Gross rental yields on rental properties across England and Wales were at five per cent in September, according to the latest Buy to Let Index from Your Move and Reeds Rains
This means gross yields are the same as they were in August, but on an annual basis they are down by 0.4 percentage points from 5.4 per cent a year ago.
Total annual returns on a typical rental property were 13.4 per cent during the 12 months to September, once price growth and void periods were taken into account.
This is up from 7.9 per cent in the year until September 2013, and also marks an increase from August this year when annual returns were 13.3 per cent.

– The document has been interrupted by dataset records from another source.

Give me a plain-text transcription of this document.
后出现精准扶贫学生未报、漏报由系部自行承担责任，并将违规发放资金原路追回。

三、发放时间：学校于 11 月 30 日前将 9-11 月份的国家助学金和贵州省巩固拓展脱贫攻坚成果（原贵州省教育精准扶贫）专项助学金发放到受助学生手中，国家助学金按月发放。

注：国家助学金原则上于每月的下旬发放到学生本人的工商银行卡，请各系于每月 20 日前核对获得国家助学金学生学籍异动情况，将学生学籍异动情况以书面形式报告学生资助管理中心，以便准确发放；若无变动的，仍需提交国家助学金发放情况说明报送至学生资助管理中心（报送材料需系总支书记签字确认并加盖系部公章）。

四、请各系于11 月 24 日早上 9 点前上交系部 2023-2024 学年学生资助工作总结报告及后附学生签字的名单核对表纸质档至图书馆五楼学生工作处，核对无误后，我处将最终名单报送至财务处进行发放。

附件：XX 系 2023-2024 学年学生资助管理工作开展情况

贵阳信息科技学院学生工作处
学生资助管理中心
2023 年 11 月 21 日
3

Total gross returns of such a level mark a new all-time record – beating the peak seen in August 2014 and the last peak of 12.9 per cent noted in April 2010.
In absolute terms, it represents a return of £22,706 for the past 12 months – although this is before deductions such as mortgage payments and maintenance are considered.
Of this figure, £8,379 is rental income and £14,327 is average capital gains, while if rental property prices continue to rise at the same pace as the last three months, landlords could expect a return of 22.1 per cent across the next year – equivalent to £40,489 per property.
“Landlords have many costs to consider, which always makes the reality of profits rather different from gross headline figures,” said David Newnes, director of Your Move and Reeds Rains.
“But a record for gross returns is encouraging news for landlords’ finances and the prospects for further investment in new homes to let.”
Tenant finances improved in September with 7.2 per cent of all rent in arrears, down from eight per cent in August this year and 8.5 per cent a year ago.
This represents a drop of £24 million in absolute terms since August and a fall of £38 million compared to September 2013 – leaving late rent to total £256 million in September 2014.
“Tenants are benefitting from dramatically recovering employment prospects, and from a healthy and growing rental market,” added Mr Newnes.
He added that the proportion of late rent has now more than halved since it hit peak levels of nearly 15 per cent in 2010.